Le premier, « l'un » et non instruit est bête, sa bêtise est mise en action : il est pédant, il cité Molière
en se trompant. CP montre sa bêtise , il ne sait pas citer ses Classiques, c'est un exemple très
pertinent car Molière au 17e siècle et très récent pour l'époque de constance pipelet au 18 e.Ne pas
connaître Molière quand on appartient à ce milieu est impensable. De plus il vient avec ironie,ce qui
montre qu'il se moque d'elle. Le deuxième, « l’autre » est prétentieux est jaloux. Là encore, CP fait
le portrait péjoratif d'un homme car les 2 hommes ont des défauts, des tares. L'homme ne veut pas
reconnaître le talent de la femme et sous entend que quelqu’un écrit pour elle.
➢ « De jeunes gens à peine échappés du collège
Discutent hardiment nos droits, leur privilège ;
Et les arrêts dictés par la fatuité,
La mode, l’ignorance, et la futilité,
Répétés en écho par ces juges imberbes,
Après deux ou trois jours sont passés en proverbes. »

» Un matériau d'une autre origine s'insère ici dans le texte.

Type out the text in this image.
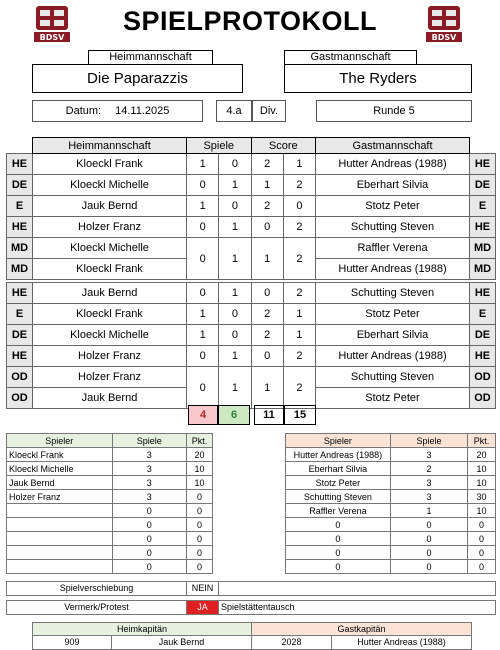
BDSV	BDSV
SPIELPROTOKOLL
Heimmannschaft	Gastmannschaft
Die Paparazzis	The Ryders
Datum: 14.11.2025	4.a	Div.	Runde 5
	Heimmannschaft	Spiele		Score		Gastmannschaft	
HE	Kloeckl Frank	1	0	2	1	Hutter Andreas (1988)	HE
DE	Kloeckl Michelle	0	1	1	2	Eberhart Silvia	DE
E	Jauk Bernd	1	0	2	0	Stotz Peter	E
HE	Holzer Franz	0	1	0	2	Schutting Steven	HE
MD	Kloeckl Michelle	0	1	1	2	Raffler Verena	MD
MD	Kloeckl Frank					Hutter Andreas (1988)	MD

HE	Jauk Bernd	0	1	0	2	Schutting Steven	HE
E	Kloeckl Frank	1	0	2	1	Stotz Peter	E
DE	Kloeckl Michelle	1	0	2	1	Eberhart Silvia	DE
HE	Holzer Franz	0	1	0	2	Hutter Andreas (1988)	HE
OD	Holzer Franz	0	1	1	2	Schutting Steven	OD
OD	Jauk Bernd					Stotz Peter	OD
4	6	11	15
Spieler	Spiele	Pkt.
Kloeckl Frank	3	20
Kloeckl Michelle	3	10
Jauk Bernd	3	10
Holzer Franz	3	0
	0	0
	0	0
	0	0
	0	0
	0	0
Spieler	Spiele	Pkt.
Hutter Andreas (1988)	3	20
Eberhart Silvia	2	10
Stotz Peter	3	10
Schutting Steven	3	30
Raffler Verena	1	10
0	0	0
0	0	0
0	0	0
0	0	0
Spielverschiebung	NEIN
Vermerk/Protest	JA	Spielstättentausch
Heimkapitän	Gastkapitän
909	Jauk Bernd	2028	Hutter Andreas (1988)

« jeunes gens » vers 29 et « imberbes » vers 33 montrent que les femmes sont jugées par des gens
sans expérience, sans sagesse. Le déterminant possessif nos s'oppose au déterminant possessif leur,
Ce qui montre que les droits des femmes deviennent des privilèges des hommes. Les jugements
deviennent des proverbes car ils sont « répétés en écho », les hommes se passent les mots sans
même y réfléchir. Sévère viennent discréditer les hommes qui sont vus comme de pâles imitateurs,
qui n'ont aucune réflexion. CP déplore que les arrêts de ces hommes deviennent des sagesses
populaires et que ces hommes soient vus comme sages. « Après 2 ou 3 jours »Ces proverbe se
répandent très rapidement : il est plus facile de lancer une rumeur que de l'arrêter.

• Conclusion :

Ce texte est une épître satirique qui dénonce le fait que les femmes n'aient pas le droit de s'exprimer
dans les lettres et dans les arts, que cet exercice soit réservé à l'homme. CP invective non seulement
les hommes mais porte une réflexion plus générale en expliquant les raisons pour lesquelles les
femmes ont recourt à la ruse pour se défendre. La fin de l'extrait se fait plus virulente contre les
hommes, qui sont vus comme de sombres ignares, n'ayant aucun argument valable. Leur
comportement est donc considéré comme scandaleux et indigne. C'est extrait peut nous rappeler les
écrits d'ODG et notamment le passage du postambule évoquant l'emploi de la ruse par la femme.